Kanye West praises God over fun gospel beats on ‘Jesus is King’

On Oct. 25, in one of his few album releases not totally mired in public controversy, Kanye West dropped “Jesus Is King.” As his artistic career has twisted and turned, Kanye’s new musical directions have been generally unpredictable to awaiting fans. This time, however, Kanye was very forthright before his album’s release, declaring that this and all future albums would be gospel albums. Suddenly, expectations were born and memories of “Ultralight Beam” and “Jesus Walks” were evoked.

Whether or not “JIK” is truly and holistically “gospel” is up for debate, but the album does feature a unified lyrical theme and continuity of gospel/soul influences in its sound. At the very surface level, “JIK” is Kanye’s proclamation that he has found God, and his life and future are now determined by his faith. He wants to push forward the idea that God saves us and, of course, Jesus is king. Every track lyrically revolves around this idea in some capacity.

But diving deeper makes us question Kanye’s intentions and his depth as he layers his music in “faith.” It is difficult to accept the supposed credence of a man who made a song titled “I Am A God” just six years ago. It is difficult to resonate with spiritual praise followed by cheap punchlines — “closed on Sunday, you’re my Chick-fil-A.” Kanye pushes us to see depth in his new identity and musical convergence but still speaks of Forbes’ covers and complains about his taxation. As a listener, it is a battle between sincerity and insincerity, trying to decipher where “the real Kanye” is speaking and what he means to say.

It feels as though Kanye’s lyrics and vocals as a whole are the least engaging aspect of the record. As Kanye seems intent on overshadowing his own production and ingenuity with this layer of superficiality, he takes a powerful theme and removes the profundity for his audience. The mixing on this project is absolutely beautiful, and the implementation of the gospel choir in songs like “Every Hour,” “Selah” and “Water” give the tracks some musical and emotional depth where Kanye can’t.

“Follow God” feels like a quintessential Kanye track, using a chopped sample of an obscure soul song, this time Whole Truth’s “Can You Lose by Following God.” He has perfected this method of production, cutting up vocals, layering organs, basses and samples over a trap beat. This song is a lot of fun, and even ends with Kanye casually telling a story about his father.

Unfortunately, “JIK” seems to fall flat through the middle, and when we finally reach “God Is” — an emotional, raw vocal performance by Kanye that should feel like the catharsis the album really needs — any momentum from the powerful gospel openings has since faded.

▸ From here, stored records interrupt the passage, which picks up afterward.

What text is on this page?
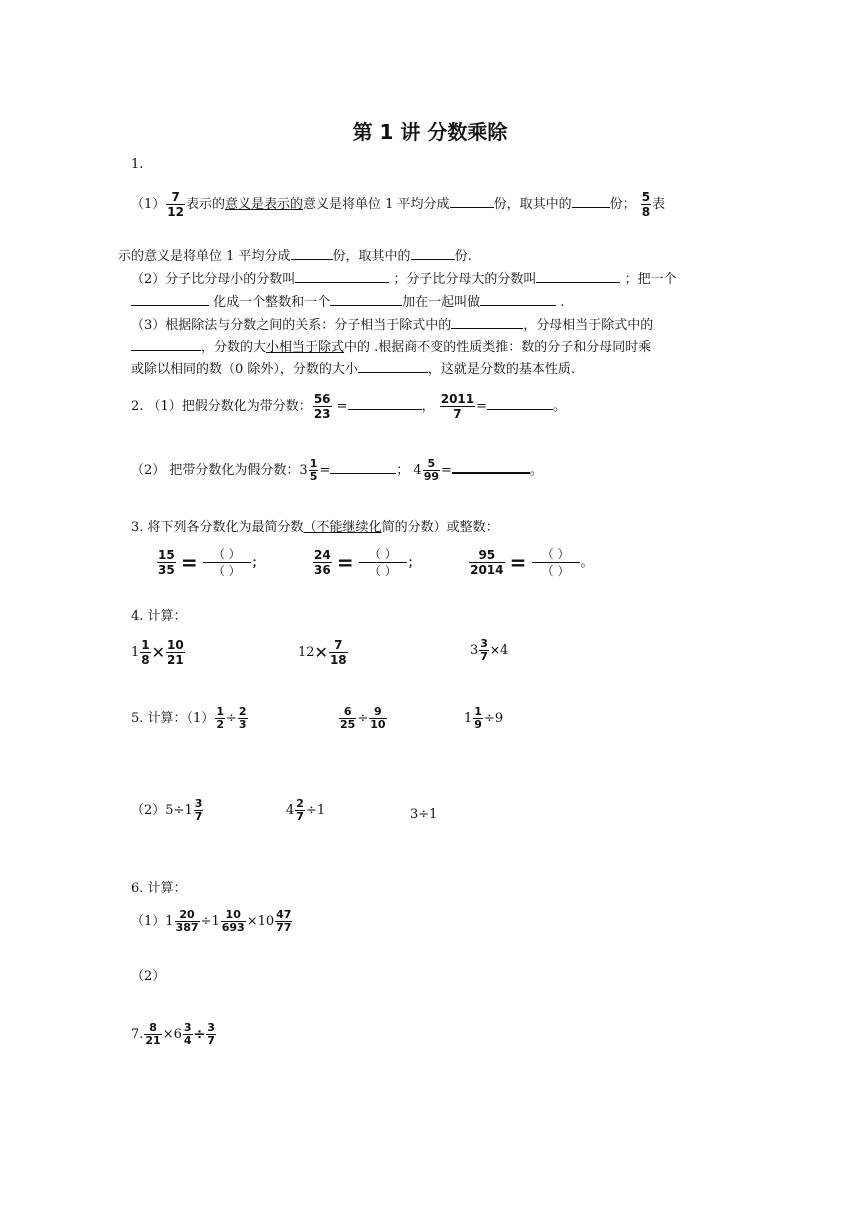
第 1 讲 分数乘除
1.
$(1) \frac{7}{12}$ 表示的意义是表示的意义是将单位 1 平均分成	份，取其中的	份； $\frac{5}{8}$ 表
示的意义是将单位 1 平均分成	份，取其中的	份.
（2）分子比分母小的分数叫	；分子比分母大的分数叫	；把一个
化成一个整数和一个	加在一起叫做	.
（3）根据除法与分数之间的关系：分子相当于除式中的	，分母相当于除式中的
，分数的大小相当于除式中的 .根据商不变的性质类推：数的分子和分母同时乘
或除以相同的数（0 除外），分数的大小	，这就是分数的基本性质.
2. （1）把假分数化为带分数： $\frac{56}{23}$ =	， $\frac{2011}{7}$ =	。
（2） 把带分数化为假分数：$3 \frac{1}{5}$ =	； $4 \frac{5}{99}$ =	。
3. 将下列各分数化为最简分数（不能继续化简的分数）或整数：
$\frac{15}{35}$ = （ ）
（ ）
；	$\frac{24}{36}$ = （ ）
（ ）
；	$\frac{95}{2014}$ = （ ）
（ ）
。
4. 计算：
$1 \frac{1}{8}$ ✕ $\frac{10}{21}$	12✕ $\frac{7}{18}$	$3 \frac{3}{7}$ ✕4
5. 计算：$(1) \frac{1}{2} \div \frac{2}{3}$	$\frac{6}{25} \div \frac{9}{10}$	$1 \frac{1}{9} \div 9$
$(2)5\div 1 \frac{3}{7}$	$4 \frac{2}{7} \div 1$	3÷1
6. 计算：
$(1)1 \frac{20}{387} \div 1 \frac{10}{693} \times 10 \frac{47}{77}$
（2）
7. $\frac{8}{21} \times 6 \frac{3}{4} \div \frac{3}{7}$
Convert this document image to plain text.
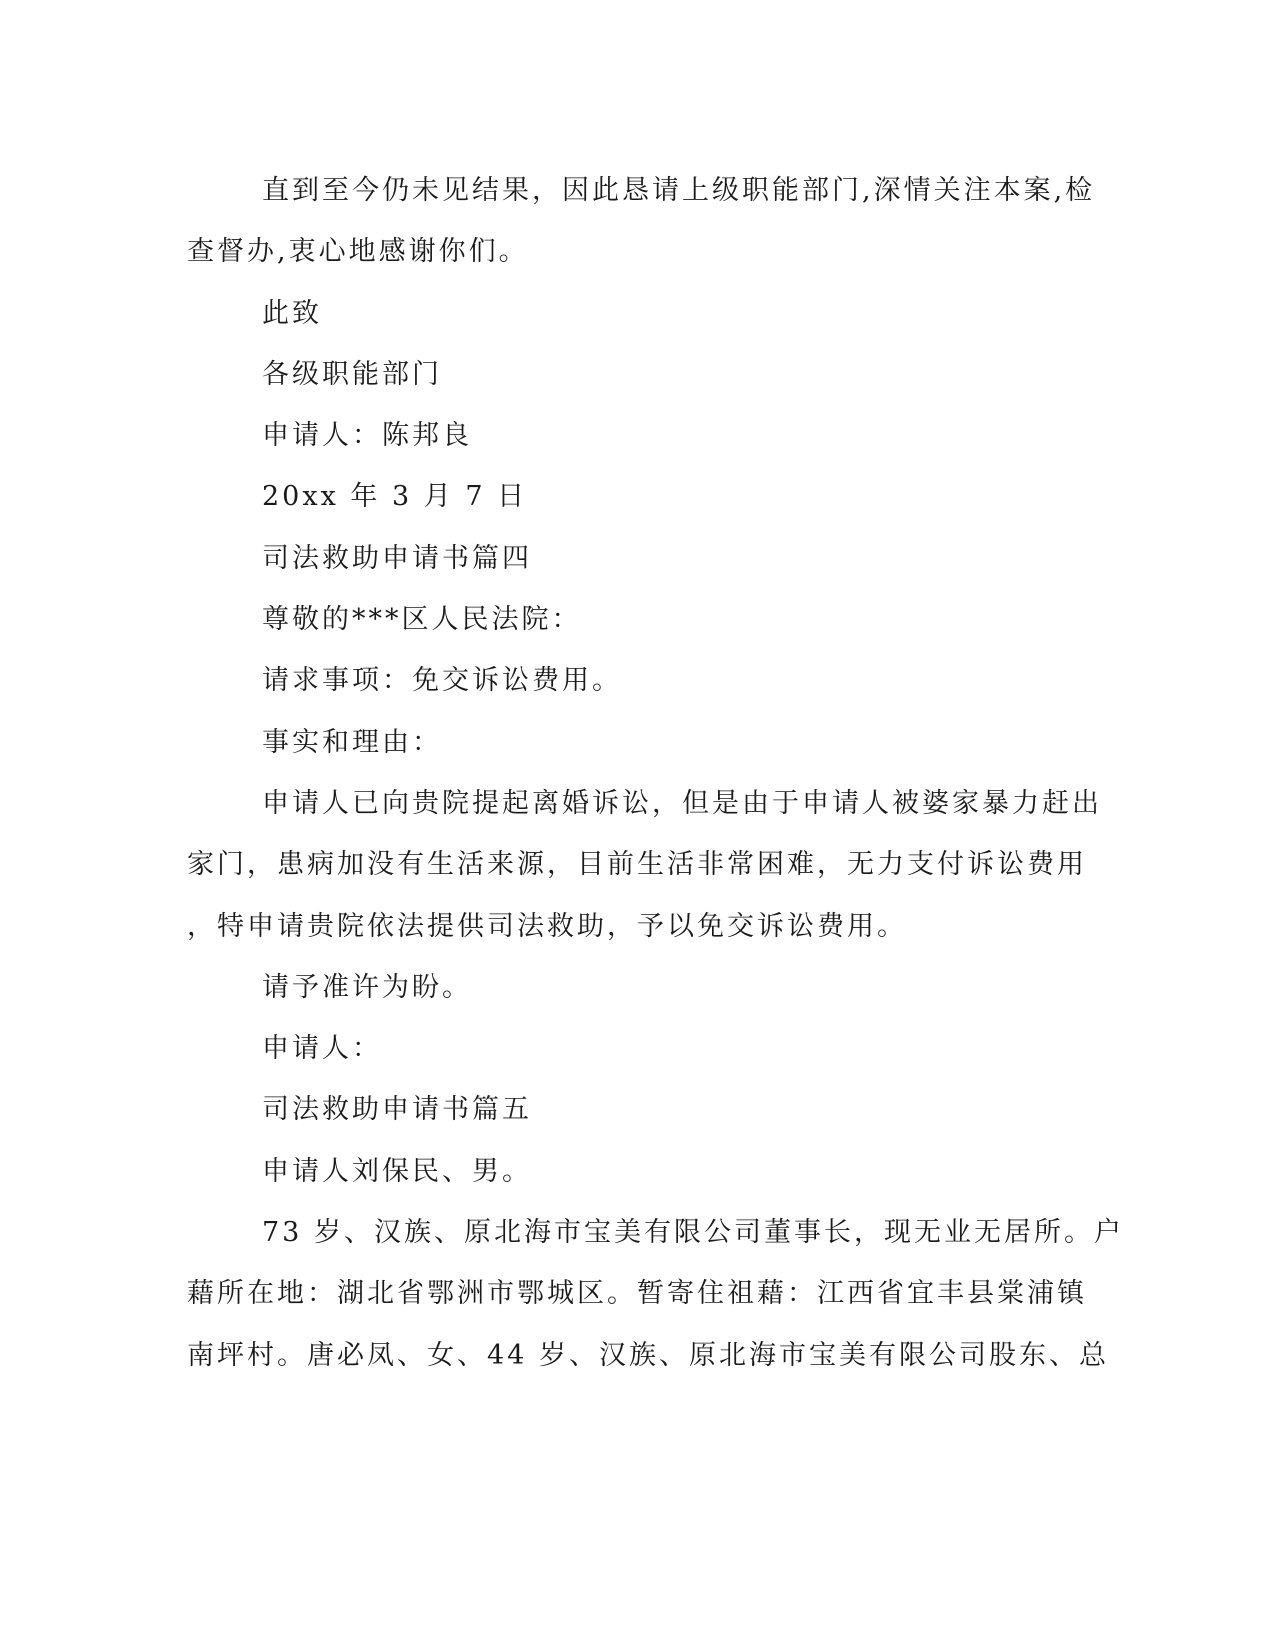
直到至今仍未见结果，因此恳请上级职能部门,深情关注本案,检
查督办,衷心地感谢你们。
此致
各级职能部门
申请人：陈邦良
20xx 年 3 月 7 日
司法救助申请书篇四
尊敬的***区人民法院：
请求事项：免交诉讼费用。
事实和理由：
申请人已向贵院提起离婚诉讼，但是由于申请人被婆家暴力赶出
家门，患病加没有生活来源，目前生活非常困难，无力支付诉讼费用
，特申请贵院依法提供司法救助，予以免交诉讼费用。
请予准许为盼。
申请人：
司法救助申请书篇五
申请人刘保民、男。
73 岁、汉族、原北海市宝美有限公司董事长，现无业无居所。户
藉所在地：湖北省鄂洲市鄂城区。暂寄住祖藉：江西省宜丰县棠浦镇
南坪村。唐必凤、女、44 岁、汉族、原北海市宝美有限公司股东、总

Second to last on “JIK,” Kanye offers us his most dynamic and impressive song in “Use This Gospel.” This track really feels like it could’ve been taken straight from “My Beautiful Dark Twisted Fantasy,” and it brings back one of Kanye’s most powerful musical tools — his own voice as an instrument. The use of a vocoder sends us back to memories of “Monster” and “Runaway.” “Use this Gospel” finally delivers grand, meticulous, inspired sound. Pusha T and his brother No Malice reunite to form Clipse and give features on the track, both acknowledging past mistakes and encouraging the listener to look to faith for help. This is Kanye’s brightest moment, and it feels like a musical reemergence for the artist many feel is only trending downward, albeit 10 tracks into the 11-track album. Why does Kenny G have a saxophone solo? I don’t know.

“Jesus Is King” is convoluted and difficult to appreciate, especially when we attribute the same expectations we typically hold for an artist like Kanye West. From an artist as polarizing and self-righteous as Kanye, this album feels a few steps short of the grandiosity we desire. Kanye seems lost in a bit of hip hop purgatory at the moment, fighting off inclinations to write silly lyrics and non sequiturs and punchlines like the good ol’ days while attempting to steer himself totally into a new area of music and personal belief.

Looking toward the future, Kanye has announced another album, titled “Jesus is Born,” to be released Christmas Day. At that point, I expect him to fully transition into this gospel realm and bring with him the fanfare and emotion that “Jesus Is King” needed. But it’s Kanye West, and I never really know.